Sonja could be a wonderful poster child for the "Got Milk?" campaign...

Well-wishers for the new year

On Dec 31, I was taking a shower in the morning when I heard something resembling a heard of elephants thumping on the stairs in the house. After I turned off the water, I could hear voices singing. It was pretty loud. Since the radio is almost never on, and never to that volume, I wrapped the towel around me and went on upstairs to check what is happening. In the hallway upstairs, I first saw Martin's mom, who broke into a big smile when she saw me there with hair dripping wet, wrapped only in the towel.

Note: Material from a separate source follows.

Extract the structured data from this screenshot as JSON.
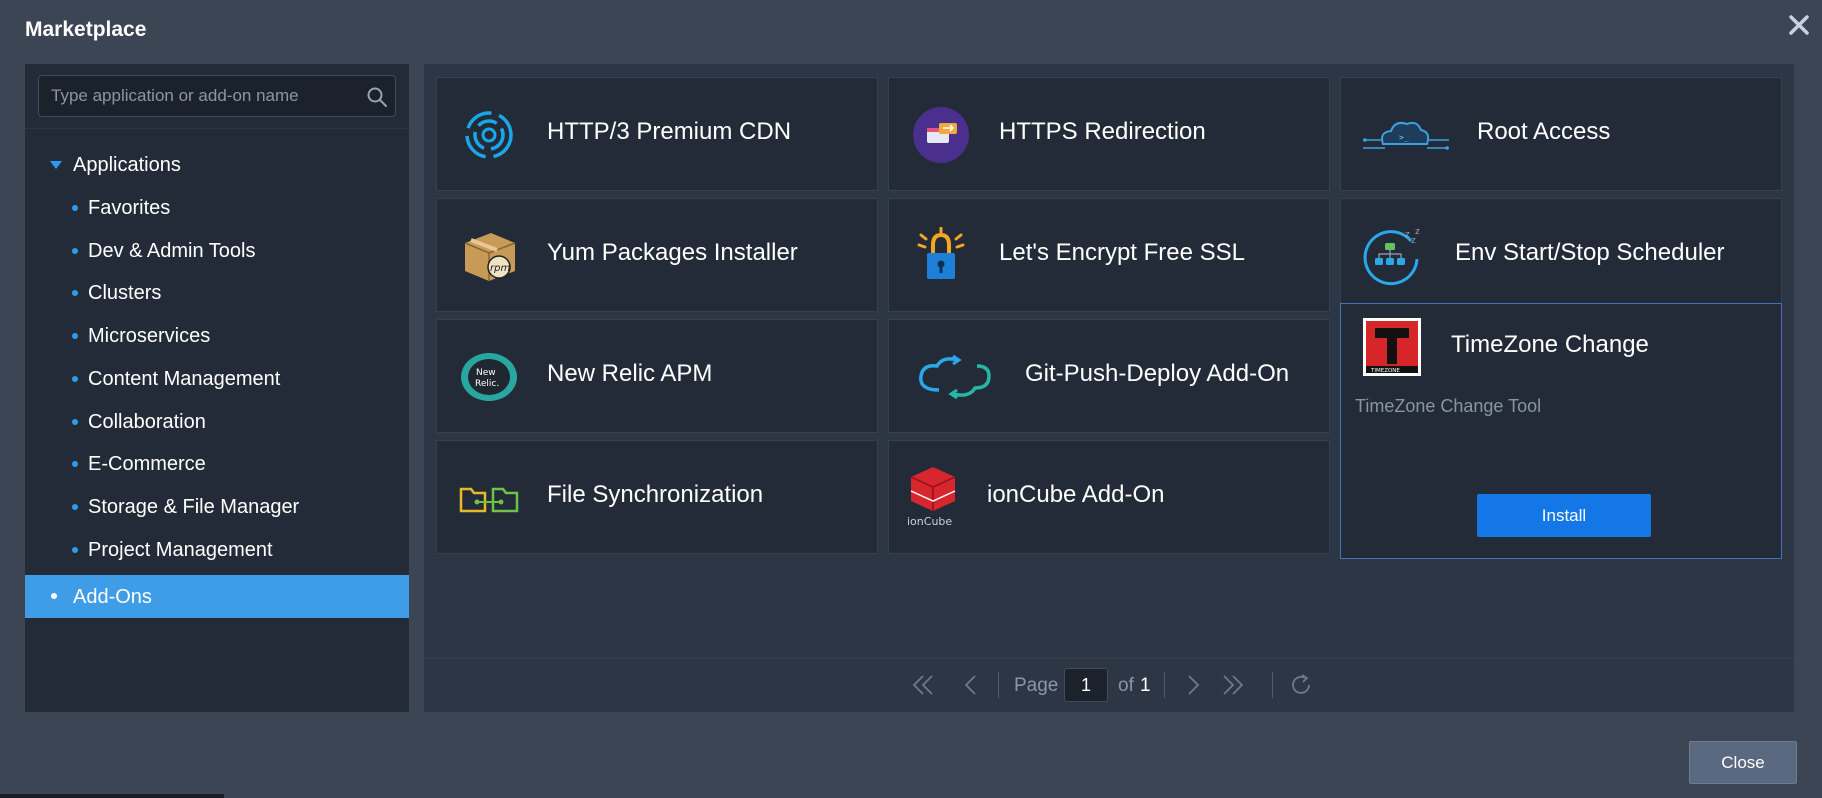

Martin must have seen her, because he came from around the corner, and when he saw me, he quickly came to me, shooing me to go downstairs, that there are twenty older men in the kitchen, and that it would be very embarrasing if they saw me that way.

And so I hurried downstairs and put on pants and shirt, but by that time the concert was over.

So this was a group of people who go visit every house in the village, to offer good wishes for the new year. Martin said he was thinking of joining the club one year, because in many places they are offered a drink, so by the end of the day things look pretty nice...) They also mark the door of each house with "CMB 2008", which, according to this german wikipedia entry, stands for Christus mansionem benedicat, or Christ bless this house, probably, if I am translating "Christus segne dieses Haus“ correctly.



It would have been nice to have been told to expect this - I knew that the marking on the door is done each year, but somehow I thought they actually do it on New Years. As it was, I missed a nice little performance by twenty guys crammed into Martin's parent's tiny kitchen. Martin's sister remarked that some people lock their homes so that these guys can't get in - that way they don't have to wash the floor afterwards, apparently. Too bad for those people. I did try to get a photo of them when they left the next house, but only about a quarter of them are on the picture.

Friday, January 4, 2008

Lena has a sibling!

Congratulations to Elsbeth and Tinu and Lena!